Kadınlarımıza anneliği tekrar hatırlatmalı, anneliğin ulvi ve kutsal yönüne tekrar dikkat çekilmelidir. Anneliğin bir kadın için paha biçilmez bir nimet olduğunu anlatmalı, çocukları ile ilgilenme sürecini azaltmamalıdır. Eğer yaşlandığımızda torunlarımızla birlikte olmak istiyor isek; erken anne olmak gereklidir. Huzurlu yaşamak için huzur evlerinde değil, sıcak aile yuvasında çocuklarımıza zaman ayırmak zorundayız.
Unutmayalım ki o çocuklarımız sürekli büyüyorlar. Onların çocukluk günlerini bir daha göremeyeceğiz. Kucağımıza alıp seveceğimiz günler sayılıdır. Bu sayılı kısa günlerde onları bol bol kucağımıza almalı, bol bol koklamalı ve bol bol sevmeliyiz. Sevgimizi onlardan esirgememeliyiz. Tam tersine sevgimizi göstermeli ve sevme konusunda cimri davranmamalıyız. Çünkü çocuklar sevgi ile büyürler.
Anneler günü annesini kaybeden Ana Jarvis adına ilan edilmiştir. Günümüzdeki çocuklarda modernizmin karanlıklarında kaybettikleri annelerini aramalıdırlar. Onları bulmalı, kapitalizmin dişleri arasında çıkarmalıdırlar. Onlara bir kucak dolusu sevgi ve yüreklerindeki merhameti sunmalıdırlar.
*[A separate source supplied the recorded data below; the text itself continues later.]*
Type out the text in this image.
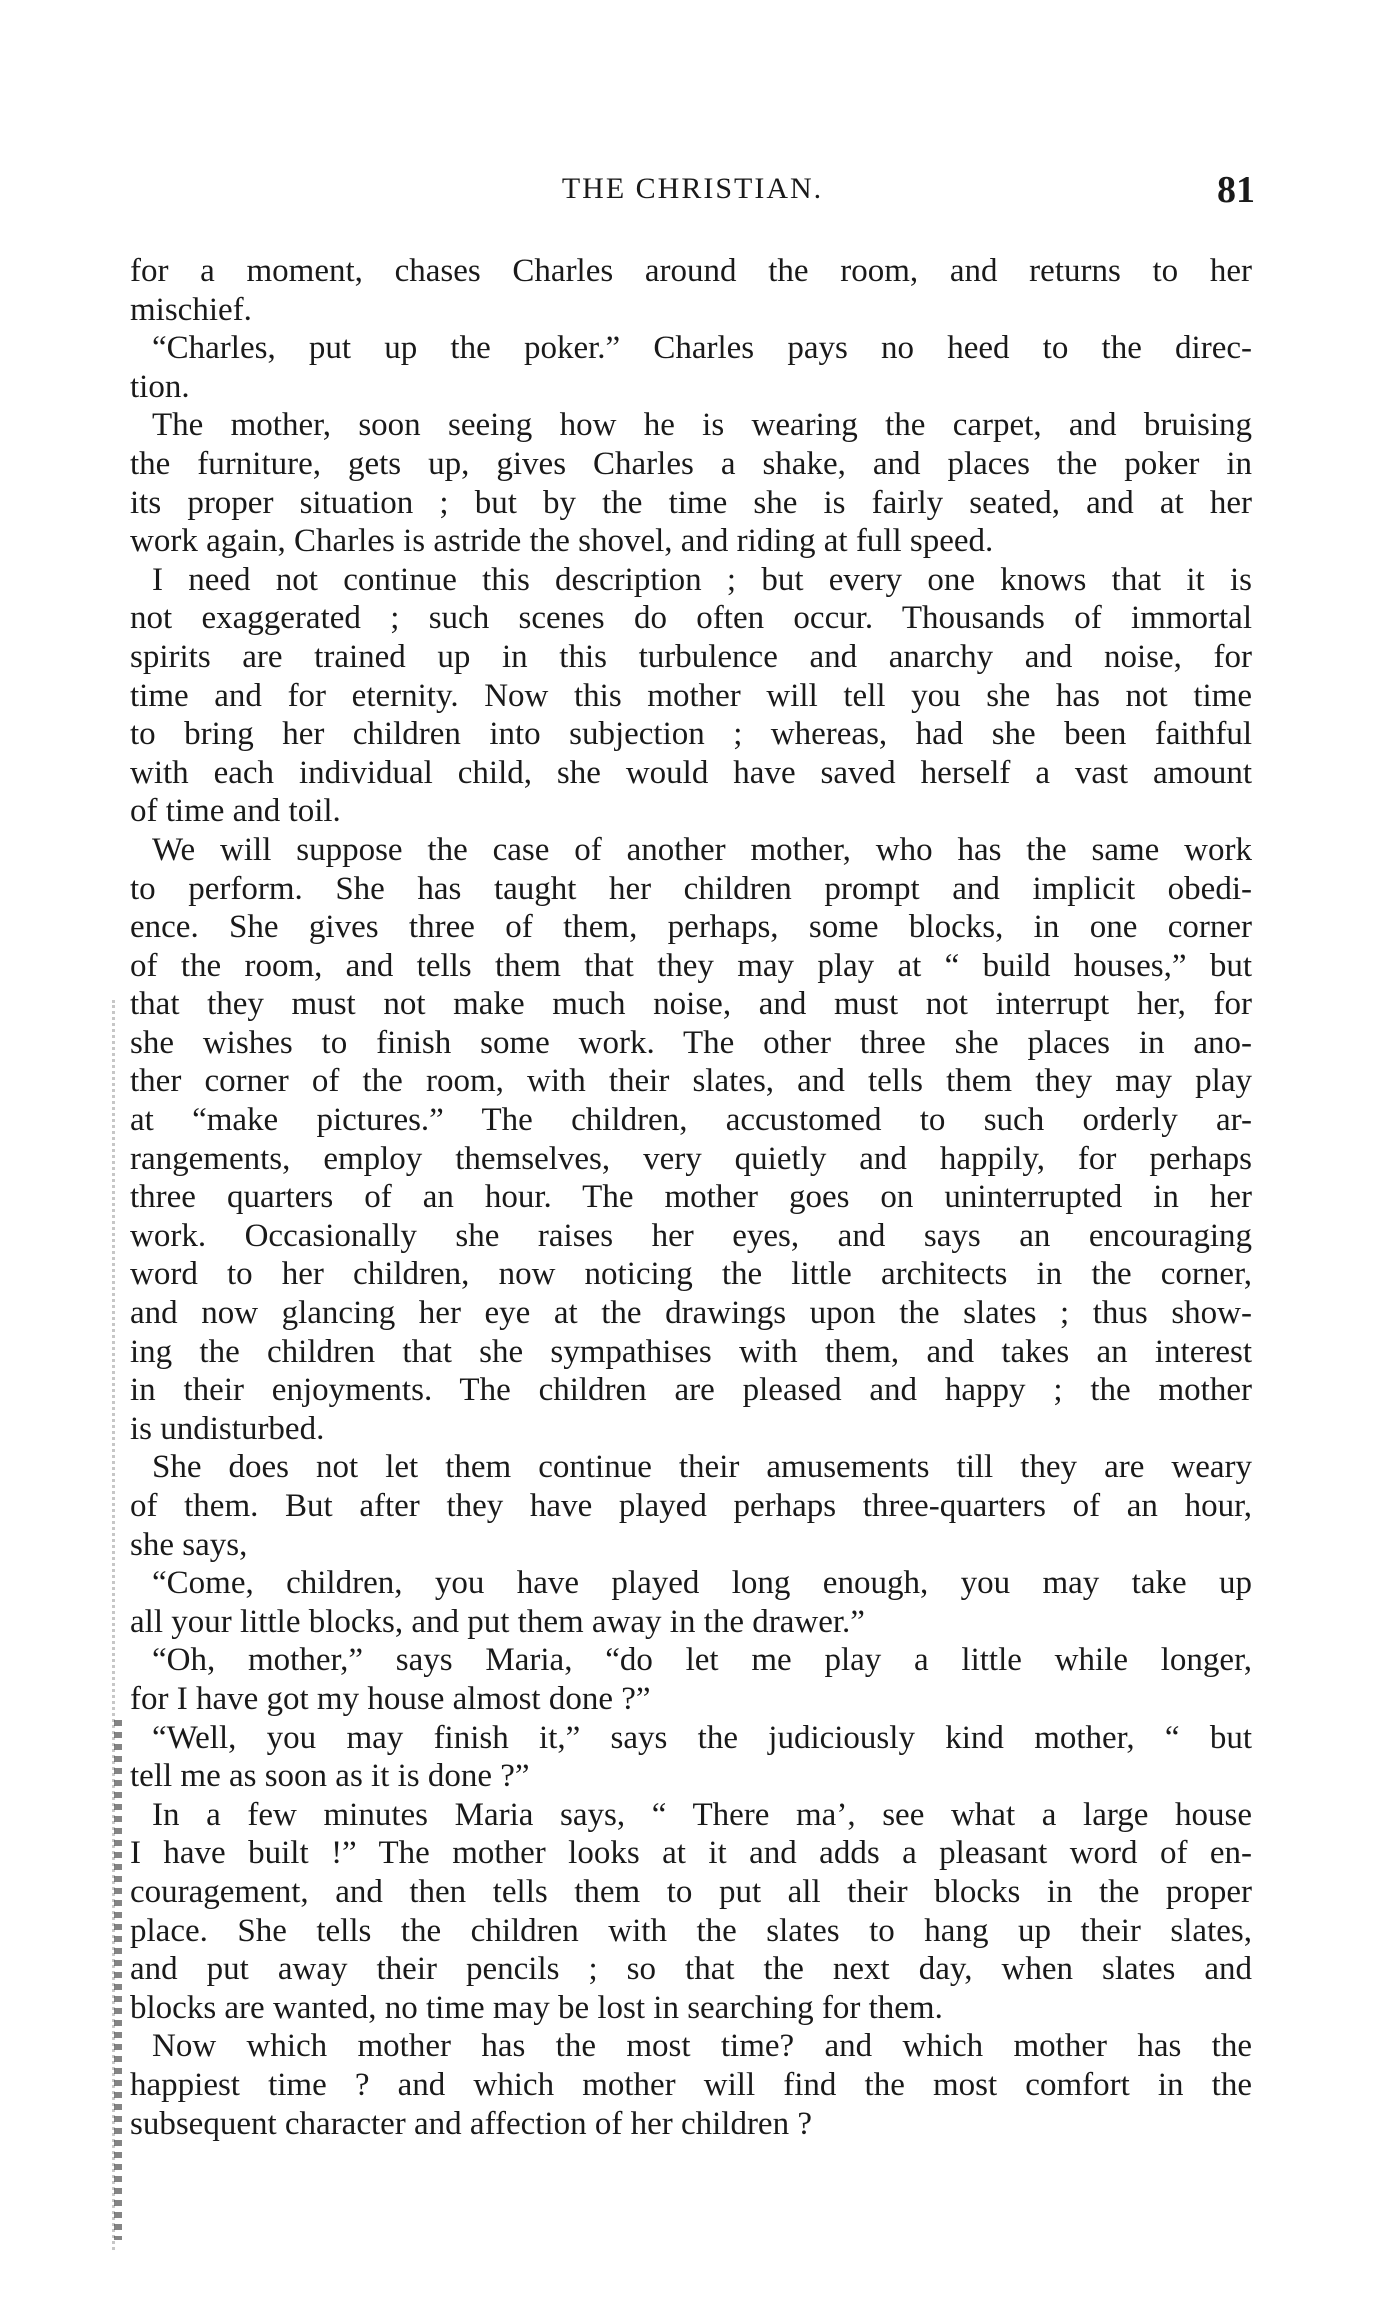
THE CHRISTIAN.	81
for a moment, chases Charles around the room, and returns to her
mischief.
“Charles, put up the poker.” Charles pays no heed to the direc-
tion.
The mother, soon seeing how he is wearing the carpet, and bruising
the furniture, gets up, gives Charles a shake, and places the poker in
its proper situation ; but by the time she is fairly seated, and at her
work again, Charles is astride the shovel, and riding at full speed.
I need not continue this description ; but every one knows that it is
not exaggerated ; such scenes do often occur. Thousands of immortal
spirits are trained up in this turbulence and anarchy and noise, for
time and for eternity. Now this mother will tell you she has not time
to bring her children into subjection ; whereas, had she been faithful
with each individual child, she would have saved herself a vast amount
of time and toil.
We will suppose the case of another mother, who has the same work
to perform. She has taught her children prompt and implicit obedi-
ence. She gives three of them, perhaps, some blocks, in one corner
of the room, and tells them that they may play at “ build houses,” but
that they must not make much noise, and must not interrupt her, for
she wishes to finish some work. The other three she places in ano-
ther corner of the room, with their slates, and tells them they may play
at “make pictures.” The children, accustomed to such orderly ar-
rangements, employ themselves, very quietly and happily, for perhaps
three quarters of an hour. The mother goes on uninterrupted in her
work. Occasionally she raises her eyes, and says an encouraging
word to her children, now noticing the little architects in the corner,
and now glancing her eye at the drawings upon the slates ; thus show-
ing the children that she sympathises with them, and takes an interest
in their enjoyments. The children are pleased and happy ; the mother
is undisturbed.
She does not let them continue their amusements till they are weary
of them. But after they have played perhaps three-quarters of an hour,
she says,
“Come, children, you have played long enough, you may take up
all your little blocks, and put them away in the drawer.”
“Oh, mother,” says Maria, “do let me play a little while longer,
for I have got my house almost done ?”
“Well, you may finish it,” says the judiciously kind mother, “ but
tell me as soon as it is done ?”
In a few minutes Maria says, “ There ma’, see what a large house
I have built !” The mother looks at it and adds a pleasant word of en-
couragement, and then tells them to put all their blocks in the proper
place. She tells the children with the slates to hang up their slates,
and put away their pencils ; so that the next day, when slates and
blocks are wanted, no time may be lost in searching for them.
Now which mother has the most time? and which mother has the
happiest time ? and which mother will find the most comfort in the
subsequent character and affection of her children ?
Yoksa bugünü de tüketim çılgınlığına kurban verip sadece hediye alma yarışına girmemelidirler. Kapitalizmin değirmeninin un taşımak yerine kalplerini sunmalıdırlar ki onların yürekleri yumuşasın. Yüreklerinde merhamet adlı bir çınar büyüsün. Anneliği hatırlasınlar…
Elimde iki tane aynı başlığı taşıyan İngilizce kitap var. Orijinal ismi “The Two-Income Trap” yani “İki Gelir Tuzağı” Bir tanesini aynı zamanda ABD Demokrat Senatörü Elisabeth Warren yazmış. Diğeri ise Suzanne Venker isimli yine Amerikalı bir yazar tarafından kaleme alınmış. Her iki yazar da kadınların çalışma hayatına atılmasını eleştiriyor ve kapitalizmin bu dehşetli tuzağına karşı dikkat çekmeye çalışıyor.
Kitapların her ikisini de tercüme edip yayınlamak için uğraşıyorum. Fakat Türkiye’de kadınları yuvalarından çıkarmaya ve çalışma hayatına köle olarak sokmaya çalışan bir grup insan buna engel oluyor. Üniversitede, sivil toplum kuruluşlarında ve yayınevlerinde onca konuşma yapıp bu kitapların tercümesini yayınlamak istememe karşılık hep ret cevabı aldım.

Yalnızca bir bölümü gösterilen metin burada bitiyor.